Bunnings Group, which operates more than 500 hardware stores across Australia and New Zealand, had used its CCTV system to capture the faces of visitors to 63 of its branches in Victoria and New South Wales between November 2018 and November 2021. That facial data was then checked against an internal database of individuals deemed to pose a risk, such as through past criminal behaviour.
The Office of the Australian Information Commissioner (OAIC) said today that this activity breached those individuals’ privacy rights by collecting sensitive data without consent, failing to properly notify them, failing to ensure compliance with legal privacy principles, and failing to include sufficient information in its privacy policy.

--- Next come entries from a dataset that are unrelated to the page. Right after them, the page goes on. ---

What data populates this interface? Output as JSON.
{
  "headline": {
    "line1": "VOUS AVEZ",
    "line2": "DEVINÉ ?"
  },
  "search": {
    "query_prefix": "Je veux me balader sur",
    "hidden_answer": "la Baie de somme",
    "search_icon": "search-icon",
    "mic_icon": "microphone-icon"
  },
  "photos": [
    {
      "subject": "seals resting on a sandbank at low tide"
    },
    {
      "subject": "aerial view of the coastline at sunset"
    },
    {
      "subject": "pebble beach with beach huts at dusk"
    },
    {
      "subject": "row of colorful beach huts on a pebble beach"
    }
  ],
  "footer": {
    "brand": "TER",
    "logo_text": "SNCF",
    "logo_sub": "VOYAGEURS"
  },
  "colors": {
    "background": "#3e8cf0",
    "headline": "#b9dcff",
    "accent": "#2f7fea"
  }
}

Privacy commissioner Carly Kind said: “Facial recognition technology may have been an efficient and cost effective option available to Bunnings at the time in its well-intentioned efforts to address unlawful activity, which included incidents of violence and aggression. However, just because a technology may be helpful or convenient, does not mean its use is justifiable.”

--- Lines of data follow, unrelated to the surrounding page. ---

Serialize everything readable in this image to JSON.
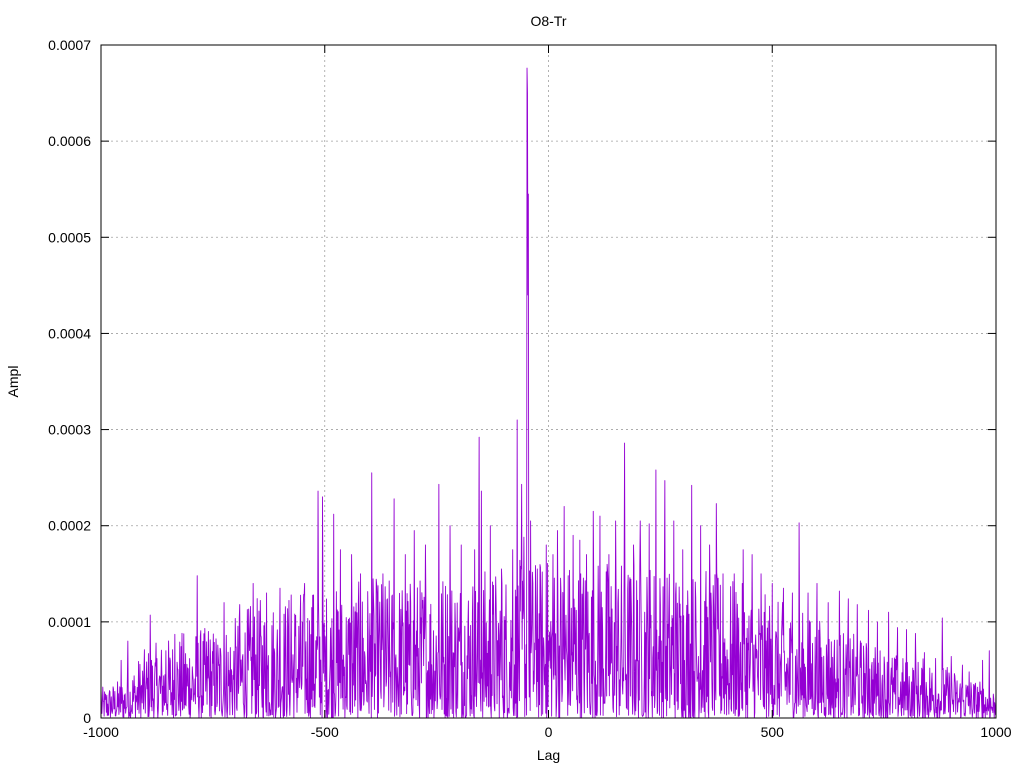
{
  "chart_data": {
    "type": "line",
    "title": "O8-Tr",
    "xlabel": "Lag",
    "ylabel": "Ampl",
    "xlim": [
      -1000,
      1000
    ],
    "ylim": [
      0,
      0.0007
    ],
    "grid": true,
    "x_ticks": [
      -1000,
      -500,
      0,
      500,
      1000
    ],
    "x_tick_labels": [
      "-1000",
      "-500",
      "0",
      "500",
      "1000"
    ],
    "y_ticks": [
      0,
      0.0001,
      0.0002,
      0.0003,
      0.0004,
      0.0005,
      0.0006,
      0.0007
    ],
    "y_tick_labels": [
      "0",
      "0.0001",
      "0.0002",
      "0.0003",
      "0.0004",
      "0.0005",
      "0.0006",
      "0.0007"
    ],
    "series_color": "#9400d3",
    "x_start": -1000,
    "x_end": 1000,
    "envelope_points": [
      [
        -1000,
        3e-05
      ],
      [
        -950,
        4e-05
      ],
      [
        -900,
        7e-05
      ],
      [
        -850,
        8e-05
      ],
      [
        -800,
        9e-05
      ],
      [
        -750,
        9e-05
      ],
      [
        -700,
        0.0001
      ],
      [
        -650,
        0.00012
      ],
      [
        -600,
        0.00012
      ],
      [
        -550,
        0.00013
      ],
      [
        -500,
        0.00013
      ],
      [
        -450,
        0.00013
      ],
      [
        -400,
        0.00014
      ],
      [
        -350,
        0.00014
      ],
      [
        -300,
        0.00014
      ],
      [
        -250,
        0.00015
      ],
      [
        -200,
        0.00015
      ],
      [
        -150,
        0.00015
      ],
      [
        -100,
        0.00015
      ],
      [
        -50,
        0.00016
      ],
      [
        0,
        0.00016
      ],
      [
        50,
        0.00016
      ],
      [
        100,
        0.00016
      ],
      [
        150,
        0.00016
      ],
      [
        200,
        0.00016
      ],
      [
        250,
        0.00016
      ],
      [
        300,
        0.00015
      ],
      [
        350,
        0.00015
      ],
      [
        400,
        0.00014
      ],
      [
        450,
        0.00013
      ],
      [
        500,
        0.00012
      ],
      [
        550,
        0.00011
      ],
      [
        600,
        0.0001
      ],
      [
        650,
        9e-05
      ],
      [
        700,
        8e-05
      ],
      [
        750,
        7e-05
      ],
      [
        800,
        6e-05
      ],
      [
        850,
        6e-05
      ],
      [
        900,
        5e-05
      ],
      [
        950,
        4e-05
      ],
      [
        1000,
        3e-05
      ]
    ],
    "peaks": [
      [
        -1000,
        3e-05
      ],
      [
        -955,
        6e-05
      ],
      [
        -940,
        8e-05
      ],
      [
        -890,
        0.000107
      ],
      [
        -855,
        7e-05
      ],
      [
        -835,
        8.7e-05
      ],
      [
        -785,
        0.000148
      ],
      [
        -760,
        9e-05
      ],
      [
        -725,
        0.00012
      ],
      [
        -690,
        0.000118
      ],
      [
        -660,
        0.00014
      ],
      [
        -630,
        0.00013
      ],
      [
        -600,
        0.000135
      ],
      [
        -575,
        0.000128
      ],
      [
        -545,
        0.00014
      ],
      [
        -525,
        0.000128
      ],
      [
        -515,
        0.000236
      ],
      [
        -505,
        0.00023
      ],
      [
        -480,
        0.000212
      ],
      [
        -465,
        0.000175
      ],
      [
        -440,
        0.00017
      ],
      [
        -420,
        0.00015
      ],
      [
        -395,
        0.000255
      ],
      [
        -370,
        0.00015
      ],
      [
        -345,
        0.000228
      ],
      [
        -320,
        0.00017
      ],
      [
        -300,
        0.000195
      ],
      [
        -275,
        0.00018
      ],
      [
        -245,
        0.000243
      ],
      [
        -220,
        0.0002
      ],
      [
        -195,
        0.00018
      ],
      [
        -165,
        0.000175
      ],
      [
        -155,
        0.000292
      ],
      [
        -150,
        0.000236
      ],
      [
        -130,
        0.0002
      ],
      [
        -105,
        0.000155
      ],
      [
        -80,
        0.000175
      ],
      [
        -70,
        0.00031
      ],
      [
        -60,
        0.000243
      ],
      [
        -55,
        0.000188
      ],
      [
        -48,
        0.000676
      ],
      [
        -47,
        0.00065
      ],
      [
        -46,
        0.00044
      ],
      [
        -45,
        0.000545
      ],
      [
        -40,
        0.000205
      ],
      [
        -25,
        0.000155
      ],
      [
        -5,
        0.00018
      ],
      [
        10,
        0.00017
      ],
      [
        20,
        0.000195
      ],
      [
        35,
        0.00022
      ],
      [
        55,
        0.00019
      ],
      [
        70,
        0.000185
      ],
      [
        85,
        0.00017
      ],
      [
        100,
        0.000215
      ],
      [
        115,
        0.00021
      ],
      [
        135,
        0.00017
      ],
      [
        150,
        0.000205
      ],
      [
        170,
        0.000286
      ],
      [
        190,
        0.00018
      ],
      [
        205,
        0.000205
      ],
      [
        225,
        0.000202
      ],
      [
        240,
        0.000258
      ],
      [
        260,
        0.000247
      ],
      [
        280,
        0.000205
      ],
      [
        300,
        0.000175
      ],
      [
        320,
        0.000242
      ],
      [
        340,
        0.0002
      ],
      [
        360,
        0.00018
      ],
      [
        375,
        0.000223
      ],
      [
        390,
        0.00015
      ],
      [
        415,
        0.00015
      ],
      [
        435,
        0.000175
      ],
      [
        455,
        0.00017
      ],
      [
        475,
        0.00015
      ],
      [
        500,
        0.00014
      ],
      [
        525,
        0.000135
      ],
      [
        545,
        0.00013
      ],
      [
        560,
        0.000203
      ],
      [
        580,
        0.00013
      ],
      [
        600,
        0.00014
      ],
      [
        625,
        0.00012
      ],
      [
        650,
        0.000132
      ],
      [
        670,
        0.000124
      ],
      [
        690,
        0.000118
      ],
      [
        715,
        0.000112
      ],
      [
        735,
        0.0001
      ],
      [
        760,
        0.00011
      ],
      [
        780,
        9.4e-05
      ],
      [
        800,
        9.2e-05
      ],
      [
        820,
        8.8e-05
      ],
      [
        840,
        6.8e-05
      ],
      [
        865,
        6.2e-05
      ],
      [
        880,
        0.000104
      ],
      [
        900,
        6.4e-05
      ],
      [
        925,
        5.5e-05
      ],
      [
        940,
        4.8e-05
      ],
      [
        970,
        6e-05
      ],
      [
        985,
        7e-05
      ],
      [
        1000,
        2.8e-05
      ]
    ]
  }
}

“In this instance, deploying facial recognition technology was the most intrusive option, disproportionately interfering with the privacy of everyone who entered its stores, not just high-risk individuals.”

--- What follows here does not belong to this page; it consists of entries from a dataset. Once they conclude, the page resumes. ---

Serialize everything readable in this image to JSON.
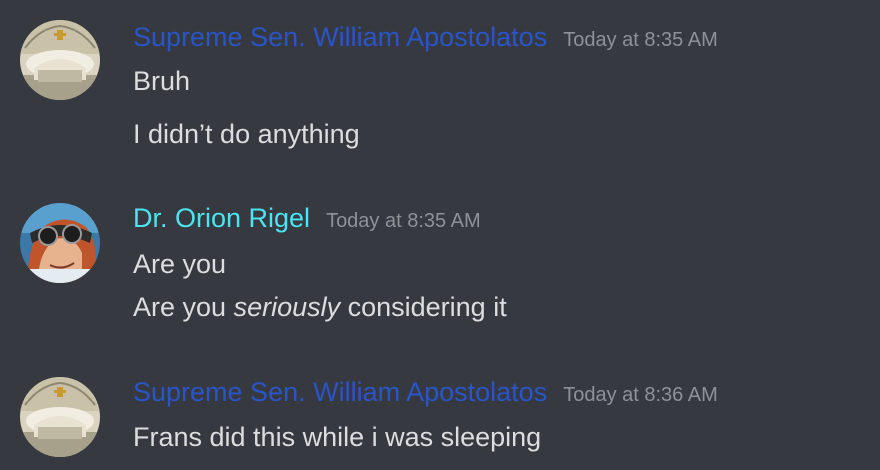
{
  "colors": {
    "background": "#36393f",
    "name_blue": "#2a55c8",
    "name_cyan": "#4de3f0",
    "message_text": "#dcddde",
    "timestamp": "#8e9297"
  },
  "messages": [
    {
      "author": "Supreme Sen. William Apostolatos",
      "timestamp": "Today at 8:35 AM",
      "lines": [
        "Bruh",
        "I didn’t do anything"
      ]
    },
    {
      "author": "Dr. Orion Rigel",
      "timestamp": "Today at 8:35 AM",
      "line1": "Are you",
      "line2_before": "Are you ",
      "line2_emphasis": "seriously",
      "line2_after": " considering it"
    },
    {
      "author": "Supreme Sen. William Apostolatos",
      "timestamp": "Today at 8:36 AM",
      "lines": [
        "Frans did this while i was sleeping"
      ]
    }
  ]
}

Bunnings must now cease the prohibited activity, publish a statement on its conduct and delete all the relevant data.
The company has already said that it will challenge the finding before Australia’s Administrative Review Tribunal, arguing that its use of facial recognition technology appropriately balanced privacy concerns against the need to counter crime and violent behaviour.
“We know that some 70% of incidents are caused by the same group of people,” the company said in a statement. “While we can physically ban them from our stores, with thousands of daily visitors, it is virtually impossible to enforce these bans. FRT [facial recognition technology] provided the fastest and most accurate way of identifying these individuals and quickly removing them from our stores.”
Bunnings said that it had never used the data for marketing or other commercial purposes, and that unless the facial data was matched with an entry in its database it was deleted in under a second.
The company acknowledged that it did not publicise its use of facial recognition technology when first starting the programme, but said it did later include references to it on its entry signs and in its privacy policy.
The OAIC has previously issued findings against retailers for their use of facial recognition, including against 7-Eleven in 2021. The investigation into Bunnings was launched in July 2022, alongside an inquiry into Kmart’s use of the technology, after consumer advocacy group CHOICE submitted information on the companies’ practices.
The regulator also issued a similar finding against Clearview in November 2021, successfully defending the action at the Administrative Appeals Tribunal in May 2023.